As to the representative or idiosyncratic question, I have no sense yet of how relevant or useful historians outside the United States will find my study. I had so much trouble figuring out what was going on in the US that I rarely extended my gaze to other places. When I did, it was chiefly to describe how American critics invoked comparisons to other countries to benchmark American deficiencies. One of the pleasures of finishing a book that took 15 years to write is that I now have the luxury of discussing it with my colleagues.

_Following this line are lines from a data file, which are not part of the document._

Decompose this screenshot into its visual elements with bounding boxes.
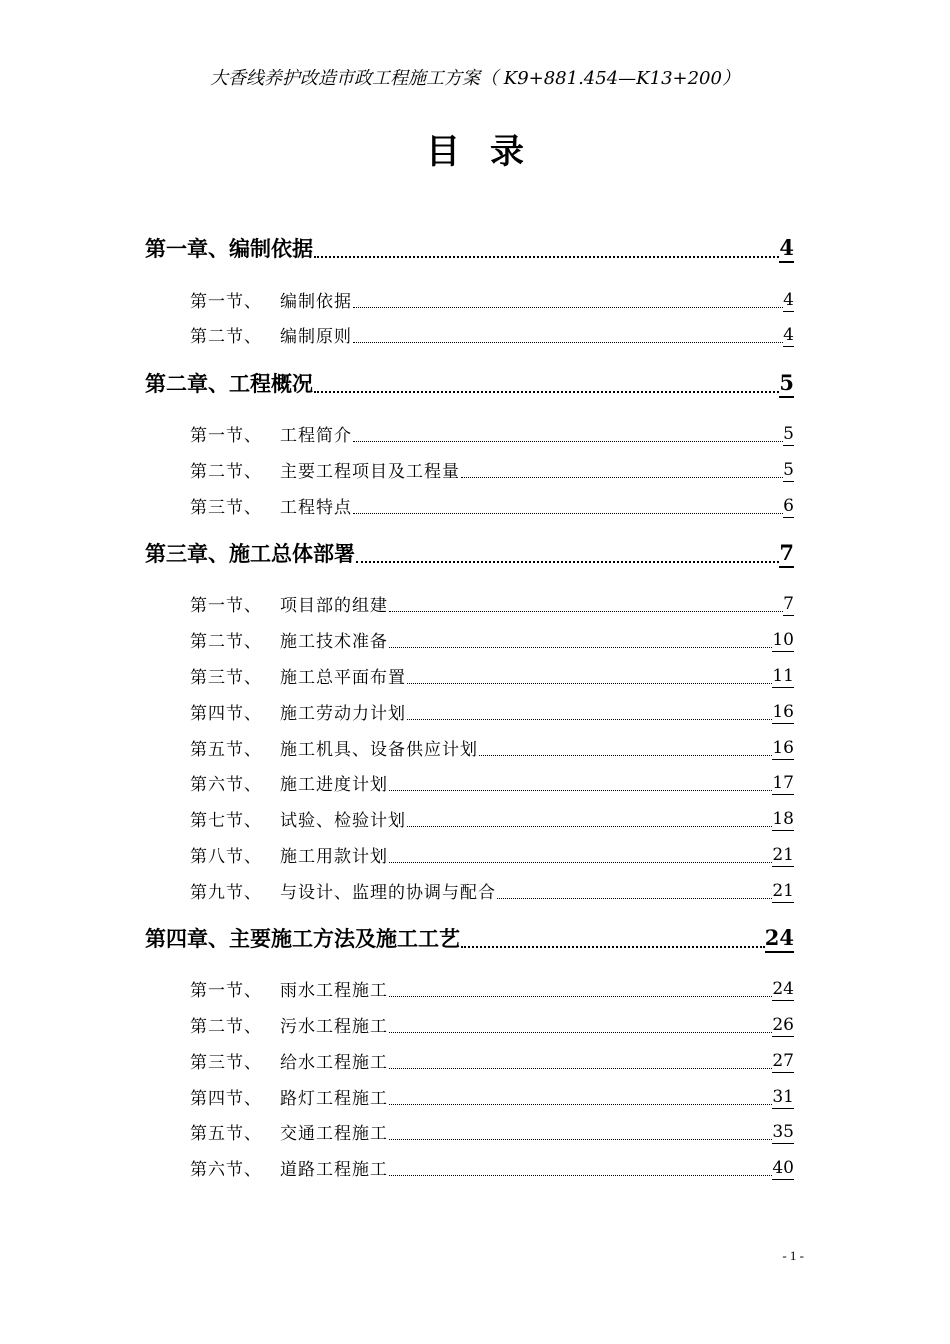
toc-section-number: 第五节、 (190, 740, 262, 760)
toc-section-title: 交通工程施工 (280, 1124, 388, 1144)
page-title: 目录 (426, 132, 554, 172)
toc-section-title: 项目部的组建 (280, 596, 388, 616)
page-number: - 1 - (782, 1248, 804, 1263)
dot-leader (497, 897, 772, 899)
toc-section-label (190, 1119, 388, 1144)
toc-chapter-label: 第四章、主要施工方法及施工工艺 (145, 926, 460, 951)
toc-section-number: 第二节、 (190, 327, 262, 347)
dot-leader (353, 440, 783, 442)
toc-page-number: 21 (772, 845, 794, 865)
toc-section-title: 工程简介 (280, 426, 352, 446)
toc-page-number: 16 (772, 738, 794, 758)
toc-section-entry[interactable] (190, 628, 794, 652)
toc-section-number: 第三节、 (190, 1053, 262, 1073)
dot-leader (461, 476, 783, 478)
toc-page-number: 6 (783, 496, 794, 516)
toc-page-number: 31 (772, 1087, 794, 1107)
toc-section-number: 第一节、 (190, 292, 262, 312)
toc-chapter-entry[interactable] (145, 923, 794, 953)
dot-leader (407, 825, 772, 827)
toc-section-entry[interactable] (190, 700, 794, 724)
toc-section-title: 路灯工程施工 (280, 1089, 388, 1109)
toc-section-label (190, 1012, 388, 1037)
toc-section-number: 第一节、 (190, 426, 262, 446)
toc-section-number: 第三节、 (190, 668, 262, 688)
dot-leader (356, 560, 779, 563)
dot-leader (407, 682, 772, 684)
toc-page-number: 35 (772, 1122, 794, 1142)
toc-section-number: 第六节、 (190, 1160, 262, 1180)
toc-page-number: 16 (772, 702, 794, 722)
toc-page-number: 24 (772, 979, 794, 999)
toc-page-number: 21 (772, 881, 794, 901)
toc-section-entry[interactable] (190, 664, 794, 688)
dot-leader (389, 995, 772, 997)
toc-section-entry[interactable] (190, 458, 794, 482)
dot-leader (389, 1174, 772, 1176)
toc-section-number: 第二节、 (190, 1017, 262, 1037)
toc-section-title: 施工劳动力计划 (280, 704, 406, 724)
dot-leader (389, 789, 772, 791)
dot-leader (353, 306, 783, 308)
toc-section-number: 第三节、 (190, 498, 262, 518)
toc-chapter-label: 第二章、工程概况 (145, 371, 313, 396)
toc-section-entry[interactable] (190, 494, 794, 518)
dot-leader (389, 1031, 772, 1033)
dot-leader (479, 754, 772, 756)
toc-section-title: 施工用款计划 (280, 847, 388, 867)
toc-section-number: 第二节、 (190, 632, 262, 652)
toc-chapter-entry[interactable] (145, 233, 794, 263)
toc-page-number: 17 (772, 773, 794, 793)
toc-section-entry[interactable] (190, 288, 794, 312)
dot-leader (389, 1138, 772, 1140)
toc-section-entry[interactable] (190, 1049, 794, 1073)
toc-page-number: 5 (783, 424, 794, 444)
toc-page-number: 7 (783, 594, 794, 614)
toc-section-label (190, 770, 388, 795)
toc-page-number: 4 (779, 236, 794, 263)
toc-section-label (190, 842, 388, 867)
toc-section-title: 与设计、监理的协调与配合 (280, 883, 496, 903)
toc-section-entry[interactable] (190, 323, 794, 347)
toc-chapter-entry[interactable] (145, 368, 794, 398)
toc-section-label (190, 699, 406, 724)
toc-section-number: 第八节、 (190, 847, 262, 867)
toc-section-entry[interactable] (190, 879, 794, 903)
dot-leader (389, 646, 772, 648)
toc-page-number: 5 (779, 371, 794, 398)
toc-page-number: 4 (783, 290, 794, 310)
toc-section-entry[interactable] (190, 1013, 794, 1037)
toc-section-number: 第一节、 (190, 981, 262, 1001)
toc-section-number: 第一节、 (190, 596, 262, 616)
toc-section-title: 施工进度计划 (280, 775, 388, 795)
toc-section-title: 雨水工程施工 (280, 981, 388, 1001)
toc-section-title: 污水工程施工 (280, 1017, 388, 1037)
toc-section-number: 第二节、 (190, 462, 262, 482)
toc-page-number: 27 (772, 1051, 794, 1071)
toc-section-label (190, 627, 388, 652)
toc-page-number: 11 (772, 666, 794, 686)
toc-section-entry[interactable] (190, 843, 794, 867)
toc-section-title: 道路工程施工 (280, 1160, 388, 1180)
dot-leader (353, 512, 783, 514)
toc-section-number: 第九节、 (190, 883, 262, 903)
toc-section-label (190, 1084, 388, 1109)
toc-section-label (190, 976, 388, 1001)
toc-section-label (190, 493, 352, 518)
toc-section-label (190, 322, 352, 347)
toc-section-number: 第四节、 (190, 1089, 262, 1109)
dot-leader (314, 390, 779, 393)
toc-page-number: 5 (783, 460, 794, 480)
toc-section-title: 施工技术准备 (280, 632, 388, 652)
toc-section-entry[interactable] (190, 1085, 794, 1109)
toc-section-label (190, 1155, 388, 1180)
dot-leader (353, 341, 783, 343)
toc-page-number: 26 (772, 1015, 794, 1035)
dot-leader (314, 255, 779, 258)
toc-section-number: 第五节、 (190, 1124, 262, 1144)
toc-page-number: 4 (783, 325, 794, 345)
running-header: 大香线养护改造市政工程施工方案（ K9+881.454—K13+200） (210, 68, 740, 89)
toc-section-label (190, 421, 352, 446)
toc-section-entry[interactable] (190, 807, 794, 831)
toc-section-title: 施工总平面布置 (280, 668, 406, 688)
toc-section-label (190, 287, 352, 312)
toc-section-entry[interactable] (190, 422, 794, 446)
toc-section-entry[interactable] (190, 1156, 794, 1180)
toc-section-title: 编制依据 (280, 292, 352, 312)
toc-section-title: 试验、检验计划 (280, 811, 406, 831)
toc-section-entry[interactable] (190, 592, 794, 616)
toc-section-title: 编制原则 (280, 327, 352, 347)
dot-leader (389, 861, 772, 863)
toc-section-label (190, 457, 460, 482)
toc-section-title: 给水工程施工 (280, 1053, 388, 1073)
toc-chapter-label: 第一章、编制依据 (145, 236, 313, 261)
toc-section-label (190, 735, 478, 760)
dot-leader (407, 718, 772, 720)
dot-leader (461, 945, 765, 948)
toc-section-label (190, 663, 406, 688)
toc-section-entry[interactable] (190, 1120, 794, 1144)
toc-page-number: 40 (772, 1158, 794, 1178)
dot-leader (389, 1067, 772, 1069)
toc-page-number: 18 (772, 809, 794, 829)
toc-chapter-entry[interactable] (145, 538, 794, 568)
toc-section-title: 施工机具、设备供应计划 (280, 740, 478, 760)
toc-section-number: 第七节、 (190, 811, 262, 831)
dot-leader (389, 610, 783, 612)
toc-section-label (190, 591, 388, 616)
toc-page-number: 10 (772, 630, 794, 650)
toc-page-number: 24 (765, 926, 794, 953)
toc-section-entry[interactable] (190, 736, 794, 760)
toc-section-number: 第六节、 (190, 775, 262, 795)
toc-section-number: 第四节、 (190, 704, 262, 724)
toc-section-label (190, 878, 496, 903)
toc-section-title: 主要工程项目及工程量 (280, 462, 460, 482)
toc-page-number: 7 (779, 541, 794, 568)
dot-leader (389, 1103, 772, 1105)
toc-section-label (190, 1048, 388, 1073)
toc-section-entry[interactable] (190, 977, 794, 1001)
toc-section-title: 工程特点 (280, 498, 352, 518)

Frank Huisman has invited me to come to the Descartes Centre at Utrecht University this summer to start that conversation; we have plans for a future conference to which we can invite Professor Gorsky and other historians to think more about the comparative history of health care systems. I look forward to that opportunity.

As one final point, I want to explain that putting all the illustrations together was a cost savings measure. I was fortunate that the University of Carolina Press was willing to take a chance on publishing such a very long book (over 500 pages), which is a rarity in academic publishing today. But to keep the cost down, we did have to economize on issues such as the placement of the illustrations.